Project Assignment 14
Attention: all slides and drafts due on noon, Wed, Dec 3rd.
Continue prediction evaluation
-
Improve the error evaluation by tossing out known points in the average error calculation.
-
For existing MPI-IO prediction with 16 data points, try to select 2, 3, 4, and 5
evenly spread points in the target curve as known points. Perform the prediction and
compare the error with the average error from the random-point predictions (with corresponding
number of known points).
Extend experiments to computational modules
-
Benchmark and perform predictions using a parallel matrix multiplication code. When doing
the prediction, fix the number of processors (say 16) and the array distribution style
(say BLOCK style). The purpose is to simulate simply feeding matrices to a black-box
matrix computation library. The x-axis are formed by input matrix sizes and shapes:
C = A * B, where C is m*n, A is m*k and B is k*n.
Let s be a relatively large number (depending on how large the matrices will be,
for example, 8096). Benchmark the following 14 input
size combinations on both clusters:
| m |
n |
k |
| s |
s |
s |
| s |
s |
1 |
| s |
1 |
s |
| 1 |
s |
s |
| 1 |
s |
1 |
| s |
1 |
1 |
| 1 |
1 |
s |
| s |
s |
s/2 |
| s/2 |
s |
s |
| s |
s/2 |
s |
| s/2 |
s |
s/2 |
| s/2 |
s/2 |
s |
| s |
s/2 |
s/2 |
| s/2 |
s/2 |
s/2 |
Each matrix element should be a double number.

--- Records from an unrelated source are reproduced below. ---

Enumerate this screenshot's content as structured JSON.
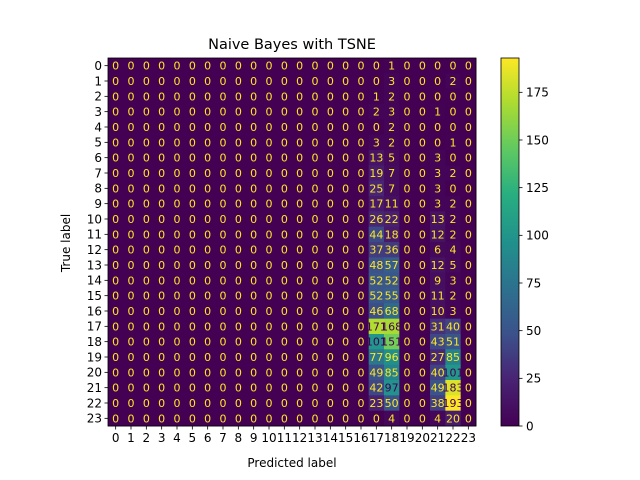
{
  "chart_data": {
    "type": "heatmap",
    "title": "Naive Bayes with TSNE",
    "xlabel": "Predicted label",
    "ylabel": "True label",
    "x_tick_labels": [
      "0",
      "1",
      "2",
      "3",
      "4",
      "5",
      "6",
      "7",
      "8",
      "9",
      "10",
      "11",
      "12",
      "13",
      "14",
      "15",
      "16",
      "17",
      "18",
      "19",
      "20",
      "21",
      "22",
      "23"
    ],
    "y_tick_labels": [
      "0",
      "1",
      "2",
      "3",
      "4",
      "5",
      "6",
      "7",
      "8",
      "9",
      "10",
      "11",
      "12",
      "13",
      "14",
      "15",
      "16",
      "17",
      "18",
      "19",
      "20",
      "21",
      "22",
      "23"
    ],
    "colormap": "viridis",
    "vmin": 0,
    "vmax": 193,
    "colorbar_ticks": [
      "0",
      "25",
      "50",
      "75",
      "100",
      "125",
      "150",
      "175"
    ],
    "matrix": [
      [
        0,
        0,
        0,
        0,
        0,
        0,
        0,
        0,
        0,
        0,
        0,
        0,
        0,
        0,
        0,
        0,
        0,
        0,
        1,
        0,
        0,
        0,
        0,
        0
      ],
      [
        0,
        0,
        0,
        0,
        0,
        0,
        0,
        0,
        0,
        0,
        0,
        0,
        0,
        0,
        0,
        0,
        0,
        0,
        3,
        0,
        0,
        0,
        2,
        0
      ],
      [
        0,
        0,
        0,
        0,
        0,
        0,
        0,
        0,
        0,
        0,
        0,
        0,
        0,
        0,
        0,
        0,
        0,
        1,
        2,
        0,
        0,
        0,
        0,
        0
      ],
      [
        0,
        0,
        0,
        0,
        0,
        0,
        0,
        0,
        0,
        0,
        0,
        0,
        0,
        0,
        0,
        0,
        0,
        2,
        3,
        0,
        0,
        1,
        0,
        0
      ],
      [
        0,
        0,
        0,
        0,
        0,
        0,
        0,
        0,
        0,
        0,
        0,
        0,
        0,
        0,
        0,
        0,
        0,
        0,
        2,
        0,
        0,
        0,
        0,
        0
      ],
      [
        0,
        0,
        0,
        0,
        0,
        0,
        0,
        0,
        0,
        0,
        0,
        0,
        0,
        0,
        0,
        0,
        0,
        3,
        2,
        0,
        0,
        0,
        1,
        0
      ],
      [
        0,
        0,
        0,
        0,
        0,
        0,
        0,
        0,
        0,
        0,
        0,
        0,
        0,
        0,
        0,
        0,
        0,
        13,
        5,
        0,
        0,
        3,
        0,
        0
      ],
      [
        0,
        0,
        0,
        0,
        0,
        0,
        0,
        0,
        0,
        0,
        0,
        0,
        0,
        0,
        0,
        0,
        0,
        19,
        7,
        0,
        0,
        3,
        2,
        0
      ],
      [
        0,
        0,
        0,
        0,
        0,
        0,
        0,
        0,
        0,
        0,
        0,
        0,
        0,
        0,
        0,
        0,
        0,
        25,
        7,
        0,
        0,
        3,
        0,
        0
      ],
      [
        0,
        0,
        0,
        0,
        0,
        0,
        0,
        0,
        0,
        0,
        0,
        0,
        0,
        0,
        0,
        0,
        0,
        17,
        11,
        0,
        0,
        3,
        2,
        0
      ],
      [
        0,
        0,
        0,
        0,
        0,
        0,
        0,
        0,
        0,
        0,
        0,
        0,
        0,
        0,
        0,
        0,
        0,
        26,
        22,
        0,
        0,
        13,
        2,
        0
      ],
      [
        0,
        0,
        0,
        0,
        0,
        0,
        0,
        0,
        0,
        0,
        0,
        0,
        0,
        0,
        0,
        0,
        0,
        44,
        18,
        0,
        0,
        12,
        2,
        0
      ],
      [
        0,
        0,
        0,
        0,
        0,
        0,
        0,
        0,
        0,
        0,
        0,
        0,
        0,
        0,
        0,
        0,
        0,
        37,
        36,
        0,
        0,
        6,
        4,
        0
      ],
      [
        0,
        0,
        0,
        0,
        0,
        0,
        0,
        0,
        0,
        0,
        0,
        0,
        0,
        0,
        0,
        0,
        0,
        48,
        57,
        0,
        0,
        12,
        5,
        0
      ],
      [
        0,
        0,
        0,
        0,
        0,
        0,
        0,
        0,
        0,
        0,
        0,
        0,
        0,
        0,
        0,
        0,
        0,
        52,
        52,
        0,
        0,
        9,
        3,
        0
      ],
      [
        0,
        0,
        0,
        0,
        0,
        0,
        0,
        0,
        0,
        0,
        0,
        0,
        0,
        0,
        0,
        0,
        0,
        52,
        55,
        0,
        0,
        11,
        2,
        0
      ],
      [
        0,
        0,
        0,
        0,
        0,
        0,
        0,
        0,
        0,
        0,
        0,
        0,
        0,
        0,
        0,
        0,
        0,
        46,
        68,
        0,
        0,
        10,
        3,
        0
      ],
      [
        0,
        0,
        0,
        0,
        0,
        0,
        0,
        0,
        0,
        0,
        0,
        0,
        0,
        0,
        0,
        0,
        0,
        171,
        168,
        0,
        0,
        31,
        40,
        0
      ],
      [
        0,
        0,
        0,
        0,
        0,
        0,
        0,
        0,
        0,
        0,
        0,
        0,
        0,
        0,
        0,
        0,
        0,
        101,
        151,
        0,
        0,
        43,
        51,
        0
      ],
      [
        0,
        0,
        0,
        0,
        0,
        0,
        0,
        0,
        0,
        0,
        0,
        0,
        0,
        0,
        0,
        0,
        0,
        77,
        96,
        0,
        0,
        27,
        85,
        0
      ],
      [
        0,
        0,
        0,
        0,
        0,
        0,
        0,
        0,
        0,
        0,
        0,
        0,
        0,
        0,
        0,
        0,
        0,
        49,
        85,
        0,
        0,
        40,
        101,
        0
      ],
      [
        0,
        0,
        0,
        0,
        0,
        0,
        0,
        0,
        0,
        0,
        0,
        0,
        0,
        0,
        0,
        0,
        0,
        42,
        97,
        0,
        0,
        49,
        183,
        0
      ],
      [
        0,
        0,
        0,
        0,
        0,
        0,
        0,
        0,
        0,
        0,
        0,
        0,
        0,
        0,
        0,
        0,
        0,
        23,
        50,
        0,
        0,
        38,
        193,
        0
      ],
      [
        0,
        0,
        0,
        0,
        0,
        0,
        0,
        0,
        0,
        0,
        0,
        0,
        0,
        0,
        0,
        0,
        0,
        0,
        4,
        0,
        0,
        4,
        20,
        0
      ]
    ]
  }
}
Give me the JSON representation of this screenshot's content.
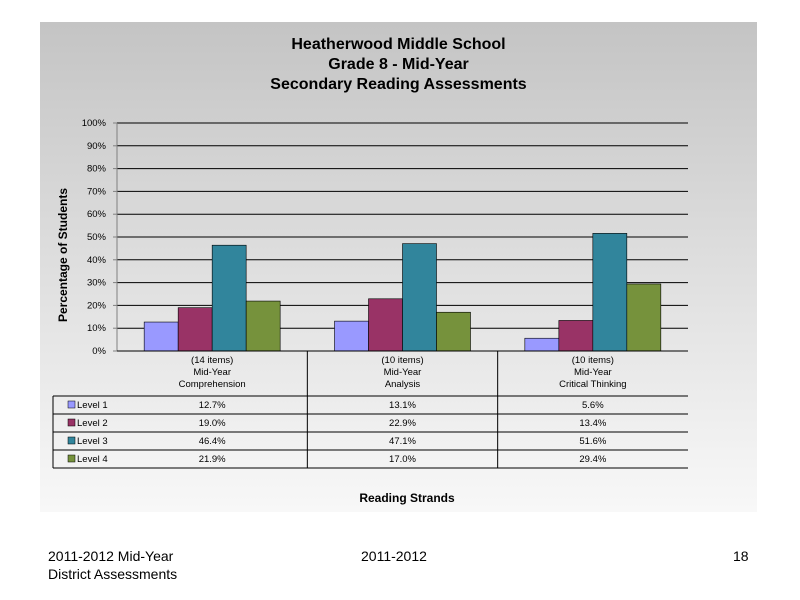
{
  "chart_data": {
    "type": "bar",
    "title_lines": [
      "Heatherwood Middle School",
      "Grade 8 - Mid-Year",
      "Secondary Reading Assessments"
    ],
    "ylabel": "Percentage of Students",
    "xlabel": "Reading Strands",
    "ylim": [
      0,
      100
    ],
    "yticks": [
      "0%",
      "10%",
      "20%",
      "30%",
      "40%",
      "50%",
      "60%",
      "70%",
      "80%",
      "90%",
      "100%"
    ],
    "grid": true,
    "legend": "data-table",
    "categories": [
      [
        "(14 items)",
        "Mid-Year",
        "Comprehension"
      ],
      [
        "(10 items)",
        "Mid-Year",
        "Analysis"
      ],
      [
        "(10 items)",
        "Mid-Year",
        "Critical Thinking"
      ]
    ],
    "series": [
      {
        "name": "Level 1",
        "color": "#9999ff",
        "values": [
          12.7,
          13.1,
          5.6
        ],
        "labels": [
          "12.7%",
          "13.1%",
          "5.6%"
        ]
      },
      {
        "name": "Level 2",
        "color": "#993366",
        "values": [
          19.0,
          22.9,
          13.4
        ],
        "labels": [
          "19.0%",
          "22.9%",
          "13.4%"
        ]
      },
      {
        "name": "Level 3",
        "color": "#31859c",
        "values": [
          46.4,
          47.1,
          51.6
        ],
        "labels": [
          "46.4%",
          "47.1%",
          "51.6%"
        ]
      },
      {
        "name": "Level 4",
        "color": "#76923c",
        "values": [
          21.9,
          17.0,
          29.4
        ],
        "labels": [
          "21.9%",
          "17.0%",
          "29.4%"
        ]
      }
    ]
  },
  "footer": {
    "left_line1": "2011-2012  Mid-Year",
    "left_line2": "District Assessments",
    "center": "2011-2012",
    "page_number": "18"
  }
}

Perform predictions with the interpolation, translation, and scaling methods.
Draft the term project report.
-
Write a preliminary version of the term report using the given latex template. Turn in a PDF or PS file.
Requirements
- For all benchmarks, schedule processors on the same chassis at the HPC cluster
- Use the machinefile to schedule processors at the OS cluster in the same way as the HPC cluster does.
- Plot standard deviation on the result curve.